The hiatus would also buy time for Chinese companies to grow their business outside the United States and build data firewalls to address U.S. concerns over data security.

However, the revised bill also adds another WuXi company to the list of commercial targets, namely WuXi Biologics. And market watchers fear that a third group company providing biopharmaceutical services, WuXi XDC (2268.HK), might also be subject to sanctions down the road. WuXi AppTec supplies research, development, production and testing of chemical drugs. WuXi Biologics was hived off from WuXi AppTec in 2017 and then went public. The companies are separate entities but with the same shareholders behind them.

Pivot to Europe

The U.S. law would merely prohibit federally funded companies from working with WuXi companies, but multinational pharmaceutical businesses have also begun to review their reliance on Chinese suppliers. Once, as is likely, the proposals become government policy, the restrictions will influence the decisions of other pharmaceutical companies. Novartis CFO Harry Kirsch told reporters in April that the drugs giant would change its relationship with contract research institutions over time.

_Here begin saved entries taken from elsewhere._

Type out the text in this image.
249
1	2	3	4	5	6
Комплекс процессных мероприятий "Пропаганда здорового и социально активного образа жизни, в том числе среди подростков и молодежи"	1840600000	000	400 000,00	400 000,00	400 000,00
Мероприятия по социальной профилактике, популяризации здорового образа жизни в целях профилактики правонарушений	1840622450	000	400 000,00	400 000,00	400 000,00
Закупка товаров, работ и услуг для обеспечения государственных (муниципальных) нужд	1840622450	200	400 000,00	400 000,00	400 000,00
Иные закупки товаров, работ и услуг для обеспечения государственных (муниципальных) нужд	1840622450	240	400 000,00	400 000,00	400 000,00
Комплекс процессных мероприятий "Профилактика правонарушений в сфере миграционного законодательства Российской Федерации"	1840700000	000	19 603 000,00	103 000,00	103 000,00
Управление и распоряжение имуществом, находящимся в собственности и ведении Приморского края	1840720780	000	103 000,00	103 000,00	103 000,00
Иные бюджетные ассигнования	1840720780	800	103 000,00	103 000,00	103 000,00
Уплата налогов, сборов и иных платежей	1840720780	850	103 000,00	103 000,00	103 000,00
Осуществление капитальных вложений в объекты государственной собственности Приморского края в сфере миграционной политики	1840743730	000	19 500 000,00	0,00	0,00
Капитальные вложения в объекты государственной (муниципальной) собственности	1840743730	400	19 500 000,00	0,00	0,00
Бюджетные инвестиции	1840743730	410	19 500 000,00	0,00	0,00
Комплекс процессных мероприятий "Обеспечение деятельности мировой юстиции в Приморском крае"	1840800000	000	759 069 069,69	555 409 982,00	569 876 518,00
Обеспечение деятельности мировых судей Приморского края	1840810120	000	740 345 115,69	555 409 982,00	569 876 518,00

WuXi companies have been scaling up production in the last few years to serve an expanding clientele. Expulsion from the United States, the world’s biggest market for pharmaceutical research and development, would leave the group heavily reliant on Chinese demand that might not be able to soak up the excess capacity.

The repercussions are already being felt in China.  Companies have found it harder to raise financing for innovative drug research, and the rapid sectoral expansion has morphed into a fierce price war.  Profits at many Chinese CXOs are being squeezed.

Faced with such challenges, WuXi Biologics has been shifting its global focus. Europe has become its fastest-growing market, as revenue from the region doubled in 2023 from a year earlier, rising to just over 30% of the total, according to the company’s annual report.  North American revenue fell 5%, accounting for around 47% of total income. Taking geopolitical factors into account, WuXi companies are also investing in overseas bases including facilities under construction in Europe and Singapore. WuXi AppTec is building a research, development and production base in Singapore.

WuXi AppTec’s price-to-earnings (P/E) ratio has fallen to 10 times, below the 16 times for clinical research provider Hangzhou Tigermed (3347.HK; 300347.SZ). The biosecurity bill still has a long way to go before passing onto the U.S. statute books. The bill must pass both the Senate and the House, with the texts harmonized into one piece of legislation that would need to be signed off by the president. There are many variables for investors to consider. How well WuXi companies can navigate all the uncertainties will merit close market attention.